Relative to most other tactics books, this one actually advocates a straightforward thinking method involving forcing moves and, to a better degree than many similar efforts, does not focus on mating combinations almost to the complete exclusion of tactical opportunities for material gain, which are likely more commonplace in practice. "Stock" tactical motifs are covered in the first two chapters. I dare say that 98% of chess tactic books merely provide the information in those two chapters with varying degrees of examples. In this 400-page effort, Hertan moves well beyond that to more broadly consider and categorize forcing moves generally, many of which do not easily fit into traditional typologies.
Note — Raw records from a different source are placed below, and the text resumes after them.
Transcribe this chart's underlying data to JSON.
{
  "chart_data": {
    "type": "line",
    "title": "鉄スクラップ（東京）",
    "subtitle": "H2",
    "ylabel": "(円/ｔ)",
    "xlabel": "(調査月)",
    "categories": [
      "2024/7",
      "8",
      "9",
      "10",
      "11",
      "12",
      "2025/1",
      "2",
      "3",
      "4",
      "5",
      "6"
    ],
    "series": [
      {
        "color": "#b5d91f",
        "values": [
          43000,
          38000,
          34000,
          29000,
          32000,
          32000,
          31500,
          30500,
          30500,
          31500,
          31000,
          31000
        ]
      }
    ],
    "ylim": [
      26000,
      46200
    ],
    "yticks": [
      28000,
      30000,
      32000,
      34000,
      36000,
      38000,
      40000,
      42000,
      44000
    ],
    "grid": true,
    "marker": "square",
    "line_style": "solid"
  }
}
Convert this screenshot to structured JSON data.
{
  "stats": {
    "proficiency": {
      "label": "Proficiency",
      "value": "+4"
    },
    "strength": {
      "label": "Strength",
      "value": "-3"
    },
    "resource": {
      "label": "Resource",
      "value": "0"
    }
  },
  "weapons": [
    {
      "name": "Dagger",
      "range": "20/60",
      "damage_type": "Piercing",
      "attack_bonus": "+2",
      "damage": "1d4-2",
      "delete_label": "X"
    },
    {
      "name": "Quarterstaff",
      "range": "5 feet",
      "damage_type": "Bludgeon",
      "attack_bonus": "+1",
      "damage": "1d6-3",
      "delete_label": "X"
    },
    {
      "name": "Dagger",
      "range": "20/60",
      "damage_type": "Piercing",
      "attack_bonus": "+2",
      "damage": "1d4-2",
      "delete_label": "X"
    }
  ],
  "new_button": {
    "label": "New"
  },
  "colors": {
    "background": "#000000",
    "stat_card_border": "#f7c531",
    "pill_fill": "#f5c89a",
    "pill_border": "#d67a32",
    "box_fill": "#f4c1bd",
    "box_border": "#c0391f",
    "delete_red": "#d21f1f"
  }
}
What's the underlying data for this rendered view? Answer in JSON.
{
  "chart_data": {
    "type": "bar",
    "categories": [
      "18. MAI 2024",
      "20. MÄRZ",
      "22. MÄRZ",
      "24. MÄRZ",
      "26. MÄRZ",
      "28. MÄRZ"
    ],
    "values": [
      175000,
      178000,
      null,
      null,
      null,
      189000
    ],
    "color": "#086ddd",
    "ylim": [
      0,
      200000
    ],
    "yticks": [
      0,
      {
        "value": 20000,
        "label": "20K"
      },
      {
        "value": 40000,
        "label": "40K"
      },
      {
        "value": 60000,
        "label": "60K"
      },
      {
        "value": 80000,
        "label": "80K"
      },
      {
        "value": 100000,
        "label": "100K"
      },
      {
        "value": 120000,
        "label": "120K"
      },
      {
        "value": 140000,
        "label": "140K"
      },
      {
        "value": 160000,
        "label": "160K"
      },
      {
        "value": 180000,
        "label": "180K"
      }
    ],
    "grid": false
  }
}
I'm not necessarily convinced that Hertan's advocated postition of always addressing oneself first to hard calculation of forcing lines, rather than relying initially on more judgmental assessments to identify candidate moves, would survive a cost (in time) benefit analysis in many situations. Accordingly, I am in turn not necessarily convinced of his assertion that "A deep study of forcing moves is probably the single most important task toward achieving chess mastery." Some positions present a bewildering array of forcing moves and, in Hertan's explanations, this fact can sometimes be conveniently ignored, with solutions presented as if the winning move was necessarily the most forcing, which is not really the case. In these cases finding the winning move likley is the product of some process other than raw calculation of a large number of equally forcing moves. Likewise, the separate concept of "computer eyes" is gimmicky and unnecessary to his thesis -- the term is used in connection with the unremarkable concept that identifying the most forcing moves may include moves that are counterintuitive to humans, and that the human bias against considering such moves is not a tendency shared by chess engines. (While I really have no clue, I gather that chess computers in fact do not consider forcing moves first, and thus the computer allusion has no particular relevance to Hertan's thesis.)
This is not to say that Hertan's unique perspective, argument regarding thinking methods, and wealth of fresh examples from practical play, is not appreciated, or that adding increased consideration to forcing sequences will not contribute something of real practical value to those who need to sharpen their alertness to tactics. Hertan suggests at the end of the book that he wished it could be one's first book on tactics. Very few of Hertan's readers are likely to be blank slates, but I suspect that the greater value of his book will be to add new and useful dimensions to the play of those of us whose tactical approach runs somewhat in a rut.
Not insignificantly, the layout and production values of this book are above average. Returning to my initial point, the only way to materially improve the presentation would be to convert the book to training software.